Given a probability space $(\Omega, \mathscr {B}, P)$, then $\sigma : \mathscr{B}\times \mathscr{B} \to [0,1]^2$ is defined as, for any $A, B \in \mathscr{B}$ $$(A,B) \mapsto (P(A),P(B))$$ Now take $[0,1]^2$ as a measure space endowed with Lebesgue measure $\lambda$ , which induces a Borel $\sigma$-algebra on $2^{\mathscr{B} \times \mathscr{B}}$ and a measure $\mu$. For any $\mathscr{K} \subseteq \mathscr{B} \times \mathscr{B}$, $\mathscr{K}$ is Borel measurable, iff $\sigma(\mathscr{K}) $ is Borel measurable in $[0,1]^2$ with $\mu(\mathscr{K}) = \lambda(\sigma(\mathscr{K}))$.

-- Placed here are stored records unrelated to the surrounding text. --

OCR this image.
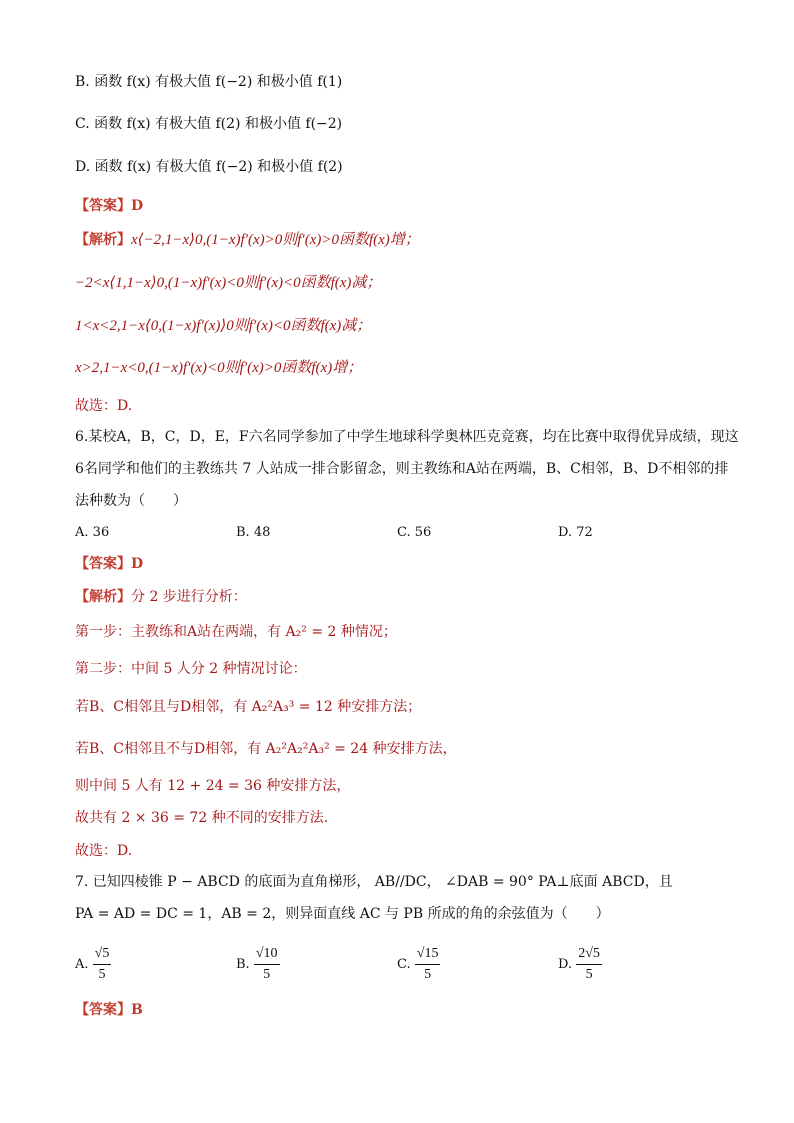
B. 函数 f(x) 有极大值 f(−2) 和极小值 f(1)
C. 函数 f(x) 有极大值 f(2) 和极小值 f(−2)
D. 函数 f(x) 有极大值 f(−2) 和极小值 f(2)
【答案】D
【解析】x⟨−2,1−x⟩0,(1−x)f′(x)>0则f′(x)>0函数f(x)增；
−2<x⟨1,1−x⟩0,(1−x)f′(x)<0则f′(x)<0函数f(x)减；
1<x<2,1−x⟨0,(1−x)f′(x)⟩0则f′(x)<0函数f(x)减；
x>2,1−x<0,(1−x)f′(x)<0则f′(x)>0函数f(x)增；
故选：D.
6.某校A，B，C，D，E，F六名同学参加了中学生地球科学奥林匹克竞赛，均在比赛中取得优异成绩，现这
6名同学和他们的主教练共 7 人站成一排合影留念，则主教练和A站在两端，B、C相邻，B、D不相邻的排
法种数为（　　）
A. 36	B. 48	C. 56	D. 72
【答案】D
【解析】分 2 步进行分析：
第一步：主教练和A站在两端，有 A₂² = 2 种情况；
第二步：中间 5 人分 2 种情况讨论：
若B、C相邻且与D相邻，有 A₂²A₃³ = 12 种安排方法；
若B、C相邻且不与D相邻，有 A₂²A₂²A₃² = 24 种安排方法，
则中间 5 人有 12 + 24 = 36 种安排方法，
故共有 2 × 36 = 72 种不同的安排方法.
故选：D.
7. 已知四棱锥 P − ABCD 的底面为直角梯形， AB//DC， ∠DAB = 90° PA⊥底面 ABCD，且
PA = AD = DC = 1，AB = 2，则异面直线 AC 与 PB 所成的角的余弦值为（　　）
A. $\frac{√5}{5}$	B. $\frac{√10}{5}$	C. $\frac{√15}{5}$	D. $\frac{2√5}{5}$
【答案】B
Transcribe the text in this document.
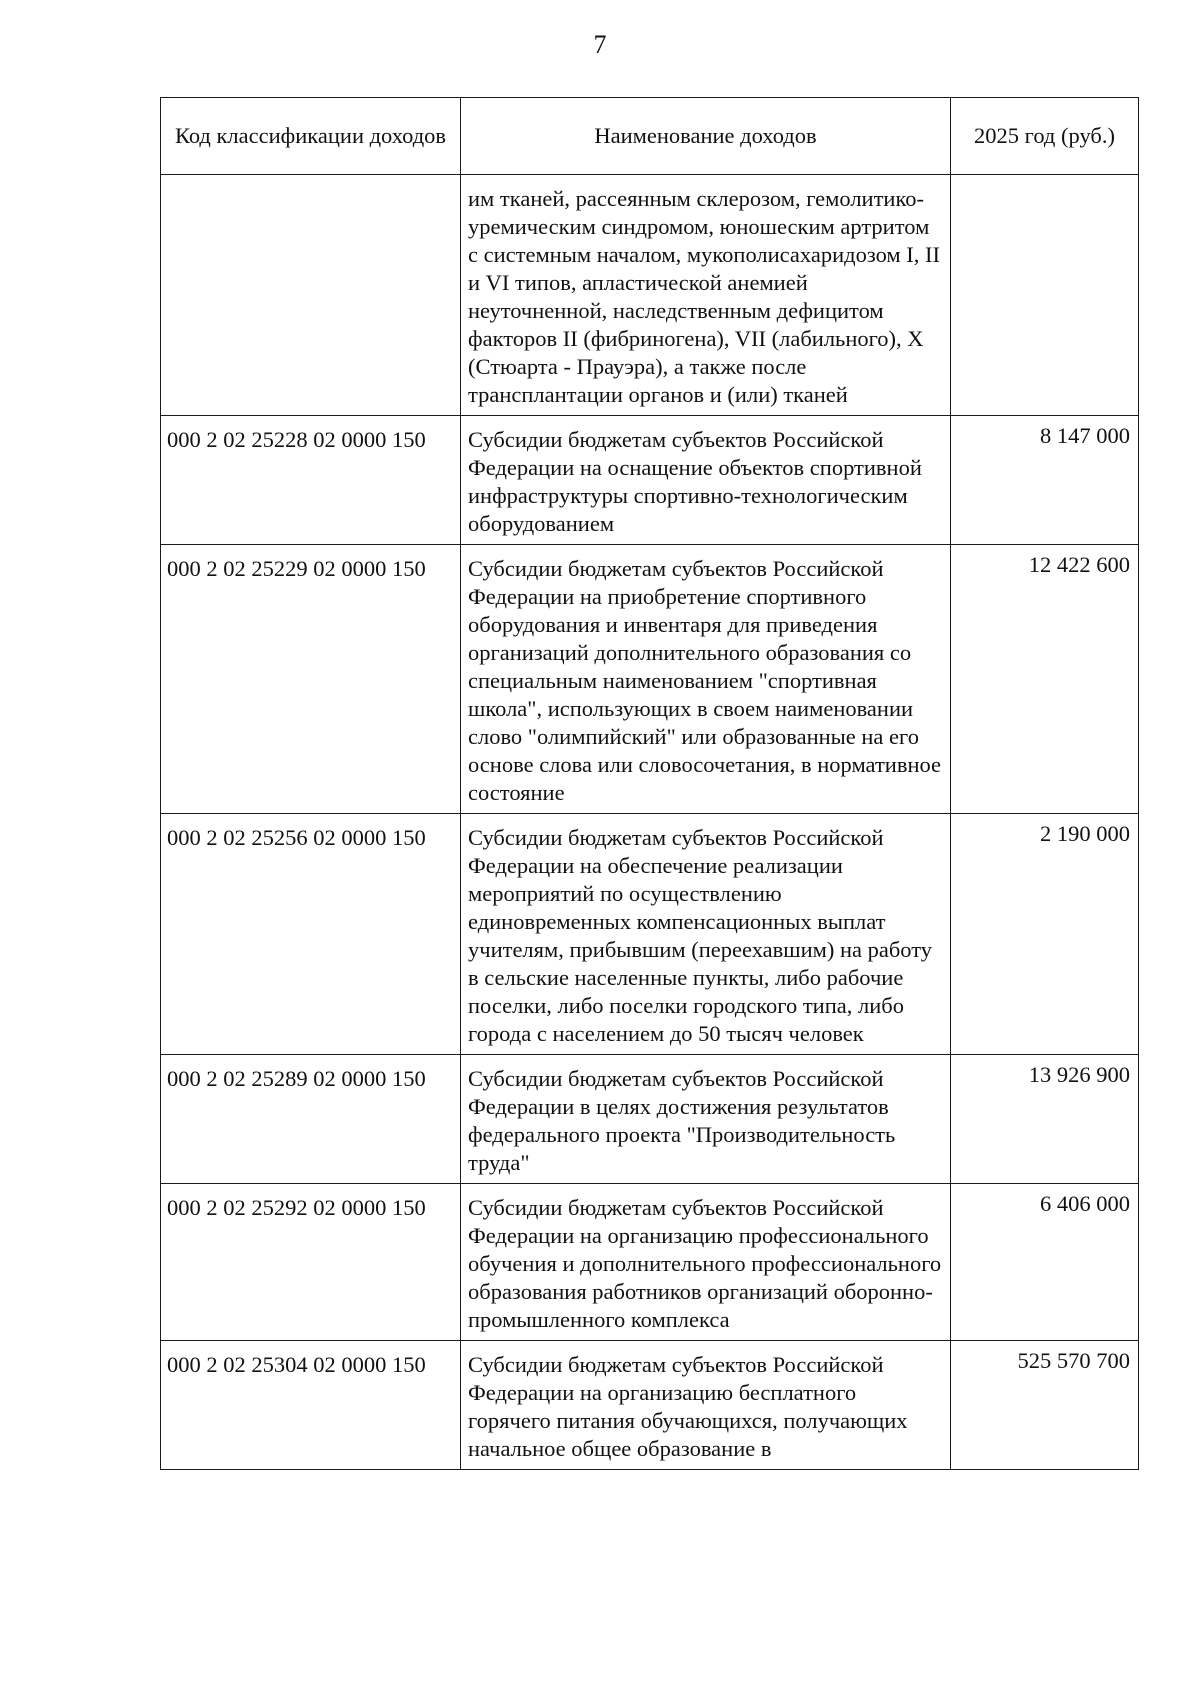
7
Код классификации доходов	Наименование доходов	2025 год (руб.)
	им тканей, рассеянным склерозом, гемолитико-уремическим синдромом, юношеским артритом с системным началом, мукополисахаридозом I, II и VI типов, апластической анемией неуточненной, наследственным дефицитом факторов II (фибриногена), VII (лабильного), X (Стюарта - Прауэра), а также после трансплантации органов и (или) тканей	
000 2 02 25228 02 0000 150	Субсидии бюджетам субъектов Российской Федерации на оснащение объектов спортивной инфраструктуры спортивно-технологическим оборудованием	8 147 000
000 2 02 25229 02 0000 150	Субсидии бюджетам субъектов Российской Федерации на приобретение спортивного оборудования и инвентаря для приведения организаций дополнительного образования со специальным наименованием "спортивная школа", использующих в своем наименовании слово "олимпийский" или образованные на его основе слова или словосочетания, в нормативное состояние	12 422 600
000 2 02 25256 02 0000 150	Субсидии бюджетам субъектов Российской Федерации на обеспечение реализации мероприятий по осуществлению единовременных компенсационных выплат учителям, прибывшим (переехавшим) на работу в сельские населенные пункты, либо рабочие поселки, либо поселки городского типа, либо города с населением до 50 тысяч человек	2 190 000
000 2 02 25289 02 0000 150	Субсидии бюджетам субъектов Российской Федерации в целях достижения результатов федерального проекта "Производительность труда"	13 926 900
000 2 02 25292 02 0000 150	Субсидии бюджетам субъектов Российской Федерации на организацию профессионального обучения и дополнительного профессионального образования работников организаций оборонно-промышленного комплекса	6 406 000
000 2 02 25304 02 0000 150	Субсидии бюджетам субъектов Российской Федерации на организацию бесплатного горячего питания обучающихся, получающих начальное общее образование в	525 570 700
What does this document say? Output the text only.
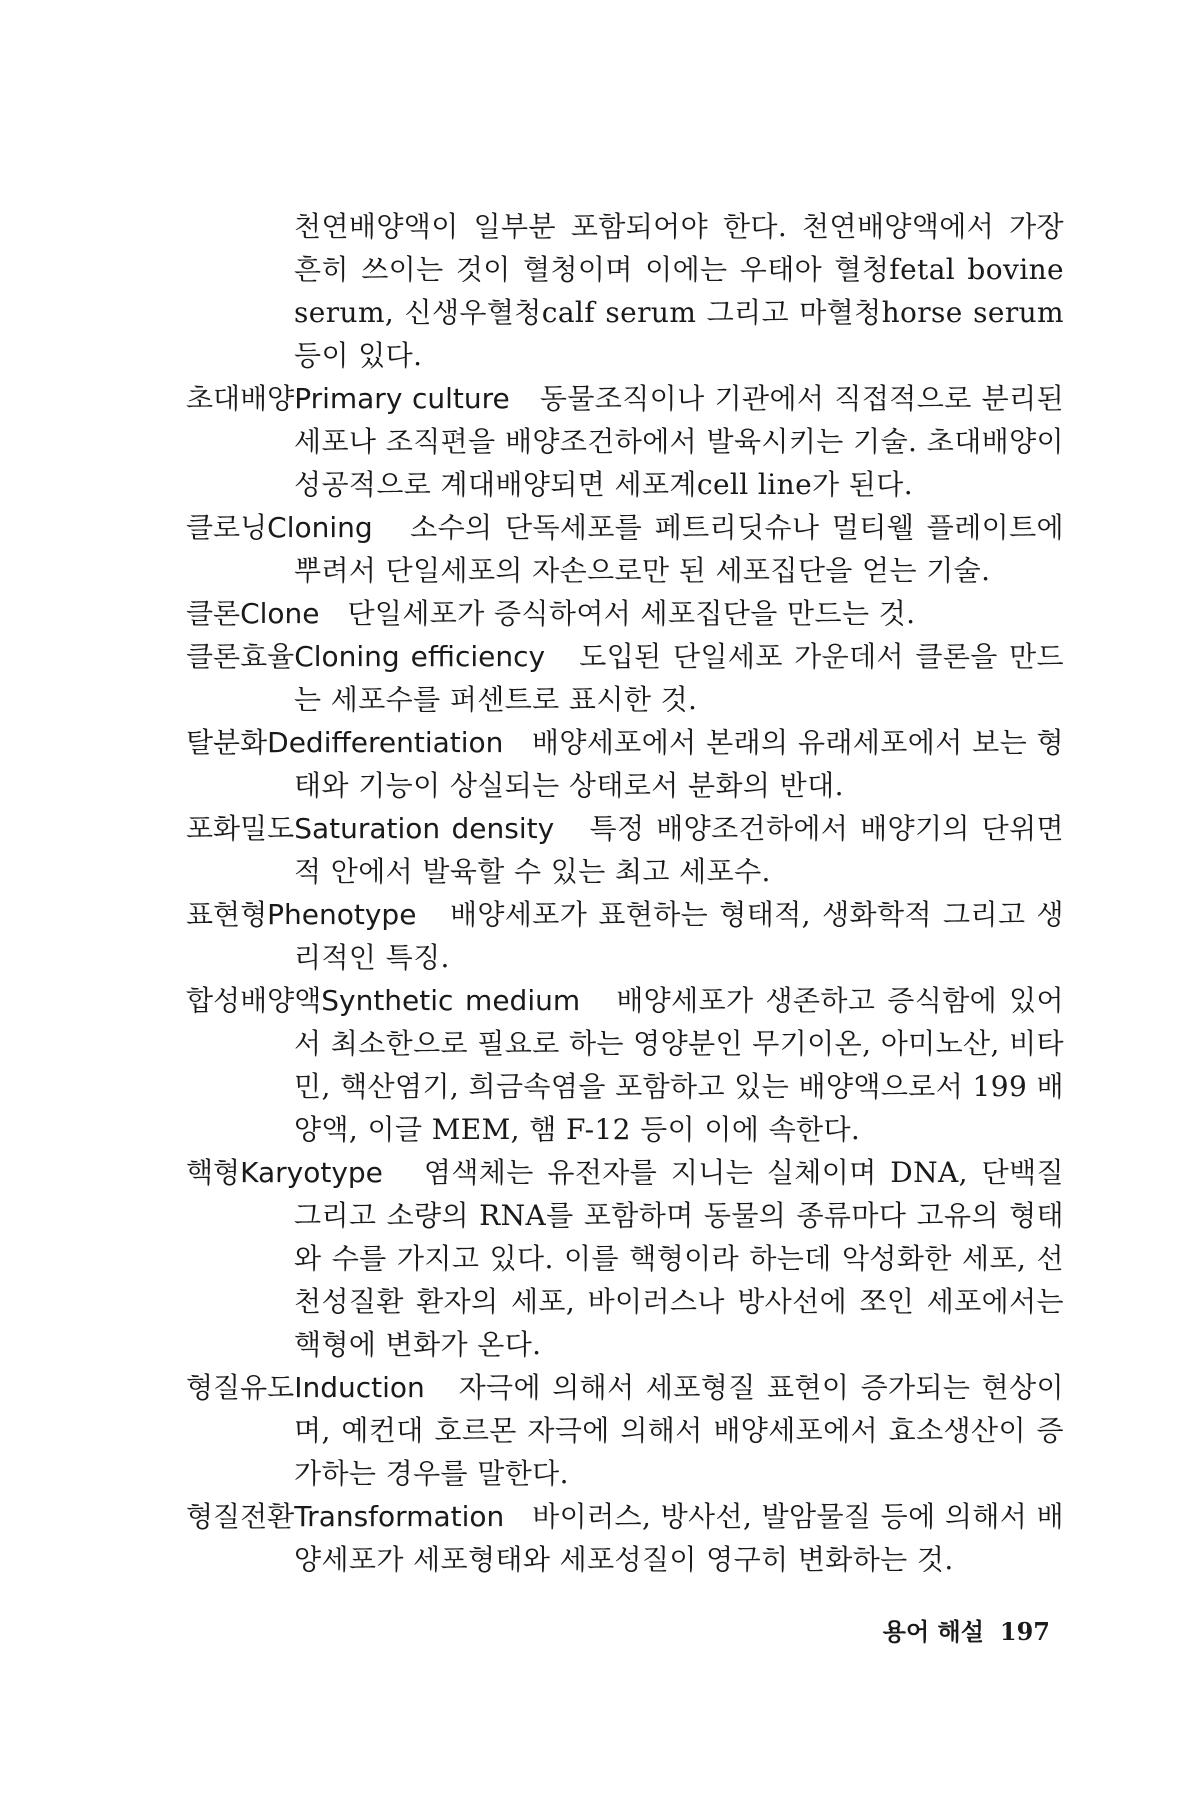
천연배양액이 일부분 포함되어야 한다. 천연배양액에서 가장 흔히 쓰이는 것이 혈청이며 이에는 우태아 혈청fetal bovine serum, 신생우혈청calf serum 그리고 마혈청horse serum 등이 있다.

초대배양Primary culture 동물조직이나 기관에서 직접적으로 분리된 세포나 조직편을 배양조건하에서 발육시키는 기술. 초대배양이 성공적으로 계대배양되면 세포계cell line가 된다.

클로닝Cloning 소수의 단독세포를 페트리딧슈나 멀티웰 플레이트에 뿌려서 단일세포의 자손으로만 된 세포집단을 얻는 기술.

클론Clone 단일세포가 증식하여서 세포집단을 만드는 것.

클론효율Cloning efficiency 도입된 단일세포 가운데서 클론을 만드는 세포수를 퍼센트로 표시한 것.

탈분화Dedifferentiation 배양세포에서 본래의 유래세포에서 보는 형태와 기능이 상실되는 상태로서 분화의 반대.

포화밀도Saturation density 특정 배양조건하에서 배양기의 단위면적 안에서 발육할 수 있는 최고 세포수.

표현형Phenotype 배양세포가 표현하는 형태적, 생화학적 그리고 생리적인 특징.

합성배양액Synthetic medium 배양세포가 생존하고 증식함에 있어서 최소한으로 필요로 하는 영양분인 무기이온, 아미노산, 비타민, 핵산염기, 희금속염을 포함하고 있는 배양액으로서 199 배양액, 이글 MEM, 햄 F-12 등이 이에 속한다.

핵형Karyotype 염색체는 유전자를 지니는 실체이며 DNA, 단백질 그리고 소량의 RNA를 포함하며 동물의 종류마다 고유의 형태와 수를 가지고 있다. 이를 핵형이라 하는데 악성화한 세포, 선천성질환 환자의 세포, 바이러스나 방사선에 쪼인 세포에서는 핵형에 변화가 온다.

형질유도Induction 자극에 의해서 세포형질 표현이 증가되는 현상이며, 예컨대 호르몬 자극에 의해서 배양세포에서 효소생산이 증가하는 경우를 말한다.

형질전환Transformation 바이러스, 방사선, 발암물질 등에 의해서 배양세포가 세포형태와 세포성질이 영구히 변화하는 것.

용어 해설 197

Consider, an event $\mathscr{I}$ which consists of all pairs of events that are independent, which is, for any $C, D \in \mathscr{B}$, $(C,D) \in \mathscr{I}$, iff $P(C\cap D) = P(C)P(D)$.
My question is what is the probability of $\mathscr{I}$, $\mu(\mathscr{I})$?It seems to me $\mu(\mathscr{I}) = 1$, but I don't know how to show it.
Added: As pointed out by Tim, it's not obvious that $\mathscr{I}$ is measurable. Is it true?